The United States, known for its long history, has amassed countless interesting facts about the country over the years. From being the most obese country worldwide with two-thirds of Americans considered overweight, to having the world’s busiest airport, there is no lack of unique characteristics all across the country. Here is a list of five interesting, but lesser known facts about the USA.


Montana Has Three Times as Many Cows as People.

It appears that when it comes to human-to-livestock ratio, it is not just New Zealand that can boast of its livestock out-numbering its residents. With the residents of Montana primarily engaged in agriculture and livestock rearing, it comes as no surprise that the livestock outweigh the residents. Montana is home to more than 2.6 million cattle, as well as almost 20,000 dairy cows, placing it just outside the top five in the United States in terms of total count of beef cattle.


Salt Lake City Has a Law Against Carrying an Unwrapped Ukulele on the Street.

Apparently, this unique law was part of legislative legacy carried down through the years, largely forgotten. Apparently, legend has it that the law was first enacted after a supremely talented ukulele musician had waltzed his way into the town with amazing playing skills, somehow mesmerizing women from all over the town to engage in lewd activities with him. How incredulous is that?


New York Was Once Ruled by the Dutch and Called New Amsterdam.

New York has quite a remarkable history, from the time the Dutch ruled the state for four decades until eventually being replaced by the English. It was also the English who had given the Big Apple its current name, in memory of a nobleman.

The Dutch had seized control of the New York state since the 1620s, ironically with the help of Englishman Henry Hudson. The state was named New Amsterdam, and ownership was subsequently passed to the Dutch West Indies Company. Through everything that has transpired since then, New York has indeed come a long way from being the playground of European colonial masters, to the metropolitan city of today.


Kentucky Has the Longest Cave System in the World.

The Mammoth caves in Kentucky spans over 390 miles, and has been recognized as the longest cave system worldwide. From the heights of the Mammoth Dome at almost 60 meters, to the depths of the Bottomless Pit reaching more than 30 meters, the Mammoth Caves are indeed a sight to behold. Numerous rare organisms can be found within these caves due to the extreme darkness, along with several underground rivers.


The US Has No Official Language.

It is indeed surprising to know that the United States has no official language, although American English is the primary language used for official documentation. History dates back to 1780, when it was first proposed to Congress by President John Adams (who had not taken office then) that English be made the official language.
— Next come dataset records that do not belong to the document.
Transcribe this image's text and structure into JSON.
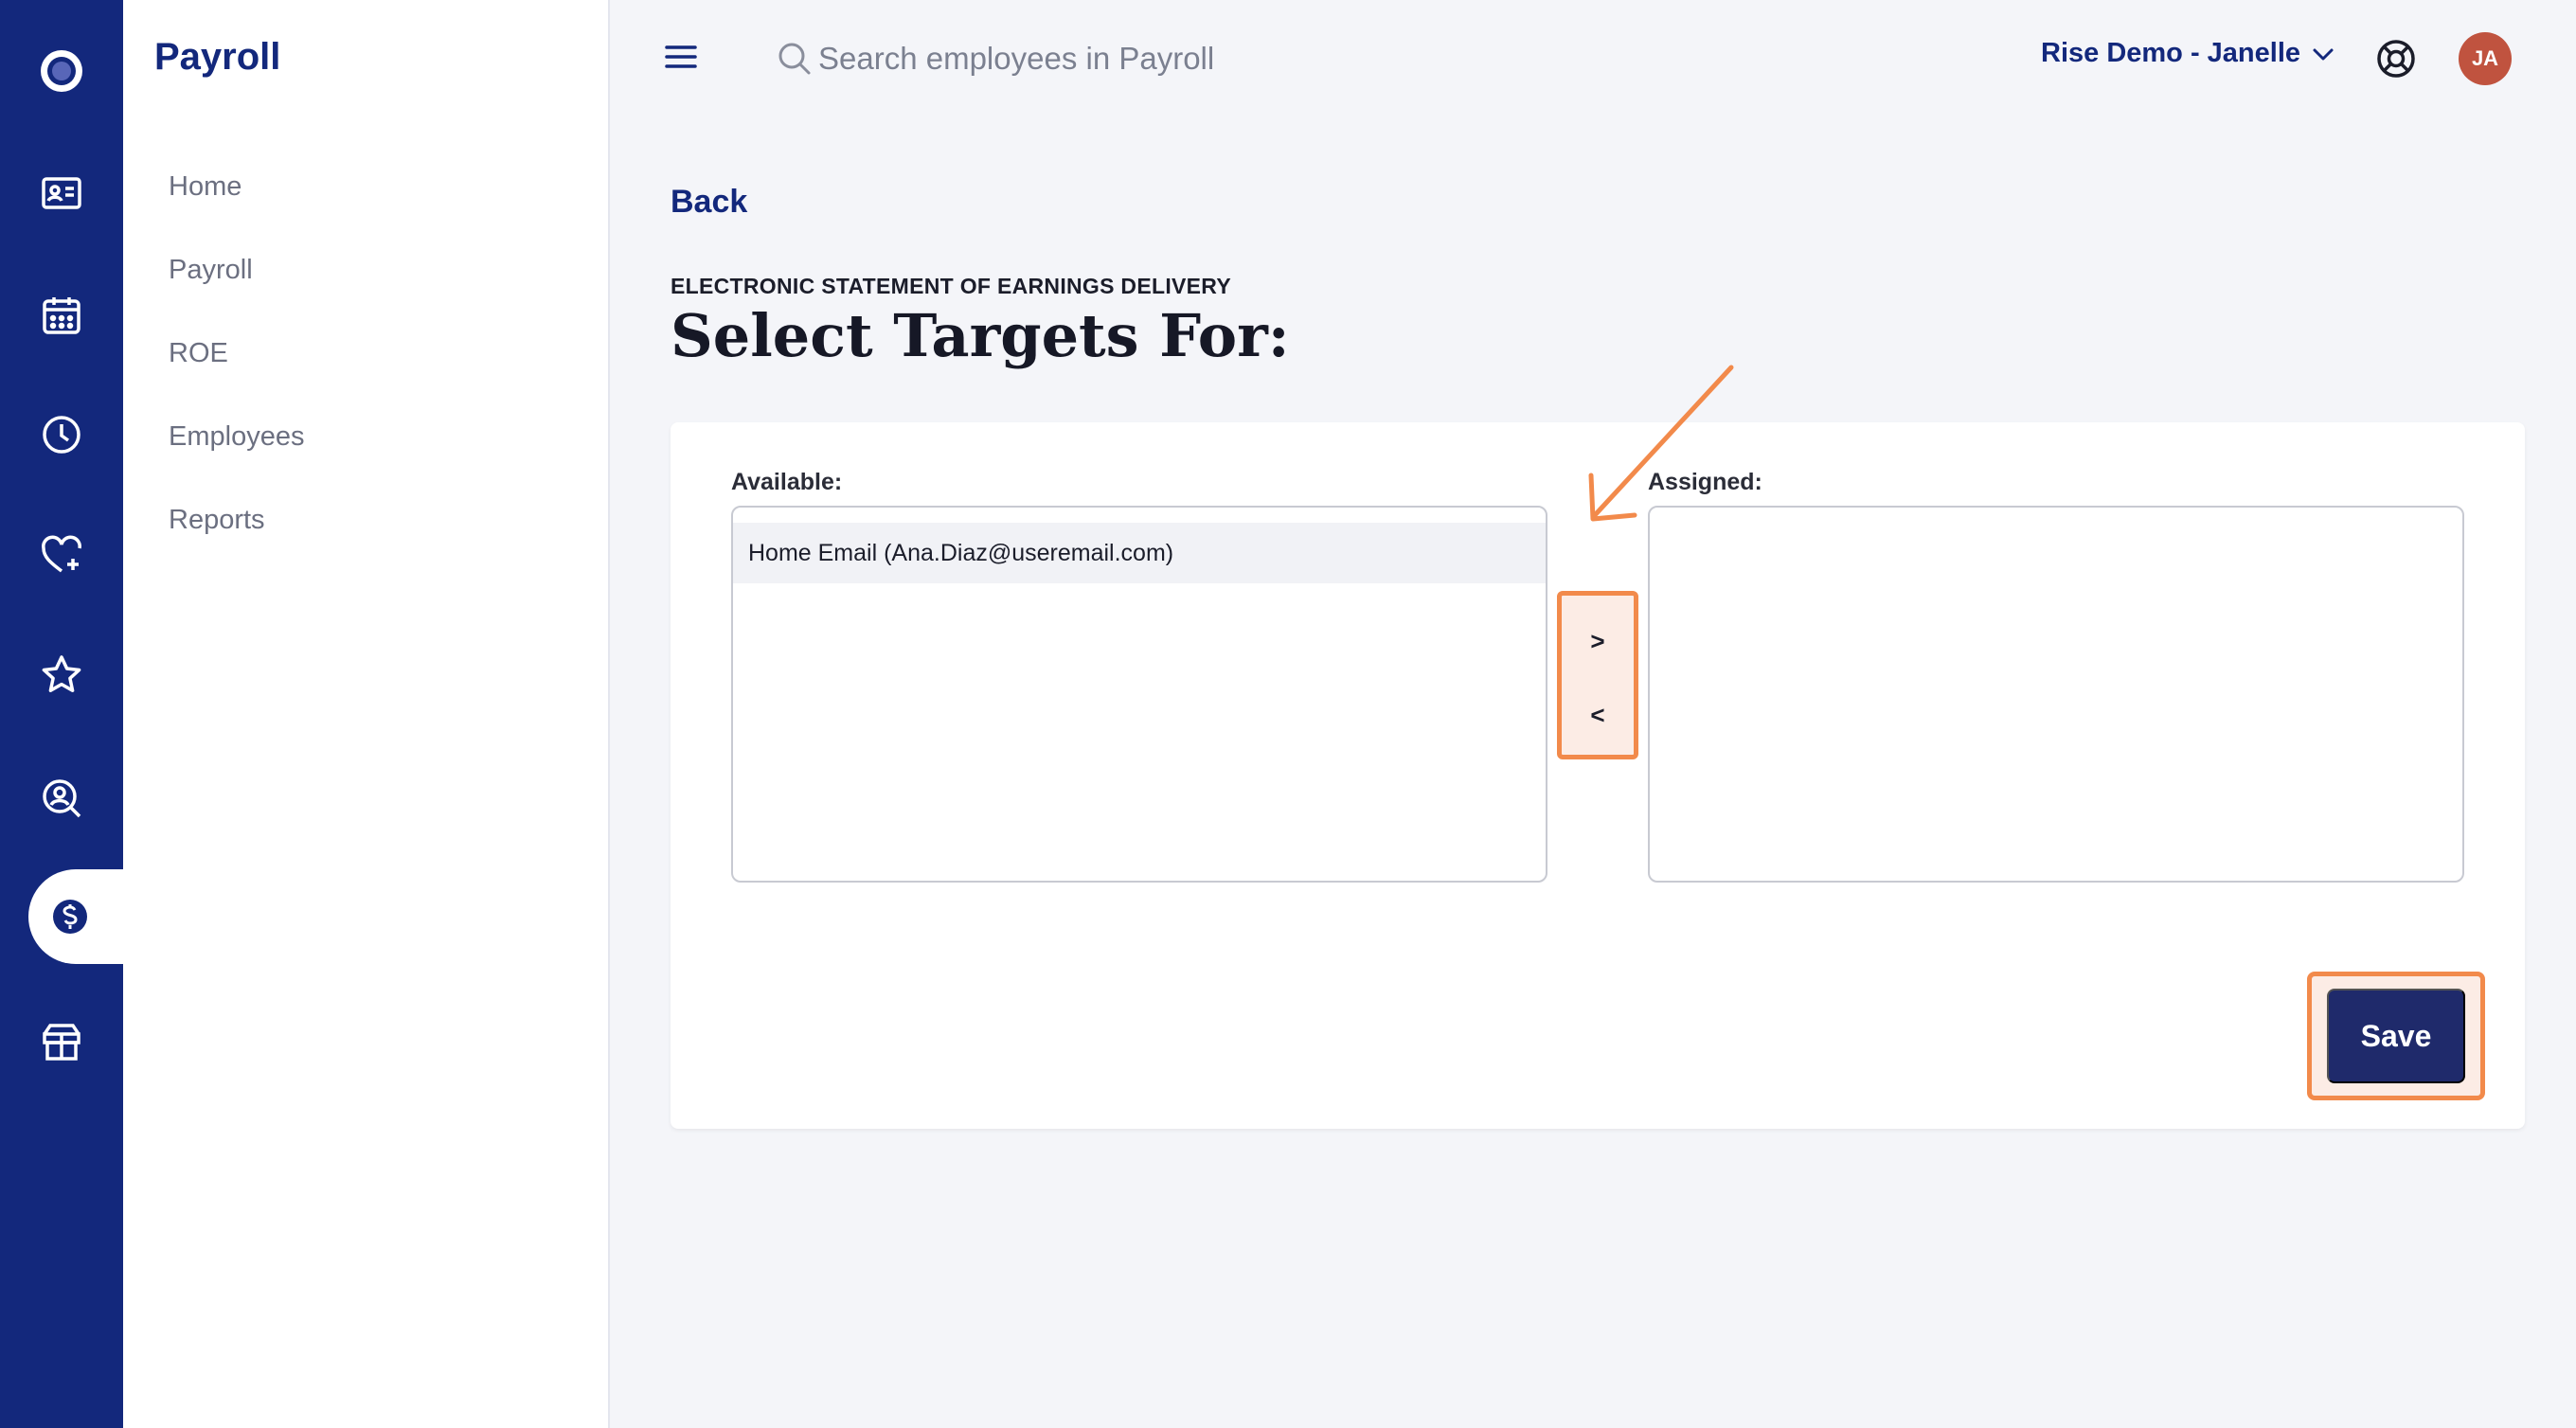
{
  "rail": {
    "items": [
      {
        "icon": "logo-icon"
      },
      {
        "icon": "id-card-icon"
      },
      {
        "icon": "calendar-icon"
      },
      {
        "icon": "clock-icon"
      },
      {
        "icon": "heart-plus-icon"
      },
      {
        "icon": "star-icon"
      },
      {
        "icon": "search-person-icon"
      },
      {
        "icon": "dollar-icon",
        "active": true
      },
      {
        "icon": "gift-box-icon"
      }
    ]
  },
  "sidebar": {
    "title": "Payroll",
    "items": [
      {
        "label": "Home"
      },
      {
        "label": "Payroll"
      },
      {
        "label": "ROE"
      },
      {
        "label": "Employees"
      },
      {
        "label": "Reports"
      }
    ]
  },
  "topbar": {
    "search_placeholder": "Search employees in Payroll",
    "account_label": "Rise Demo - Janelle",
    "avatar_initials": "JA"
  },
  "page": {
    "back_label": "Back",
    "overline": "ELECTRONIC STATEMENT OF EARNINGS DELIVERY",
    "title": "Select Targets For:"
  },
  "targets": {
    "available_label": "Available:",
    "assigned_label": "Assigned:",
    "available_items": [
      "Home Email (Ana.Diaz@useremail.com)"
    ],
    "assigned_items": [],
    "move_right_label": ">",
    "move_left_label": "<",
    "save_label": "Save"
  },
  "colors": {
    "brand": "#13287c",
    "save_button": "#1f2a6b",
    "highlight": "#f28a4b",
    "avatar": "#c0533f"
  }
}
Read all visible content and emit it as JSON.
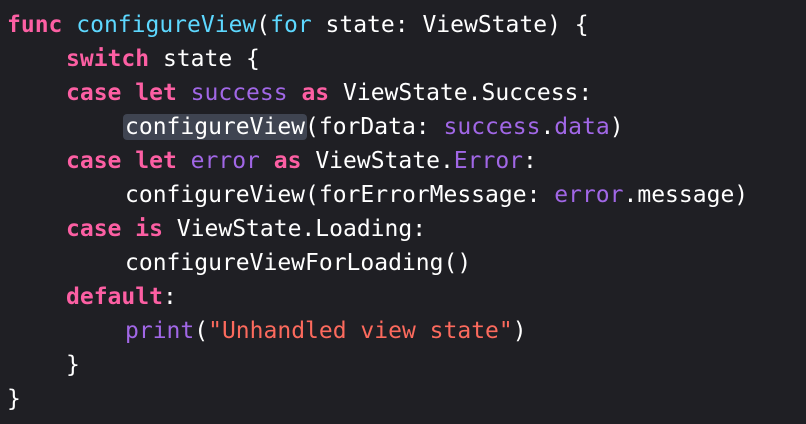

At the time, the proposal failed to take flight, as a myriad of languages was being spoken then.

Two centuries later, English has yet to be recognized officially due to the same rationale. Some, such as the American Civil Liberties Union, have gone as far as to declare that the nomination of English as the official language would be a violation of the First Amendment, infringing on the freedom to speak multiple languages. However, official language or not, English continues to be an irreplaceable part of American society.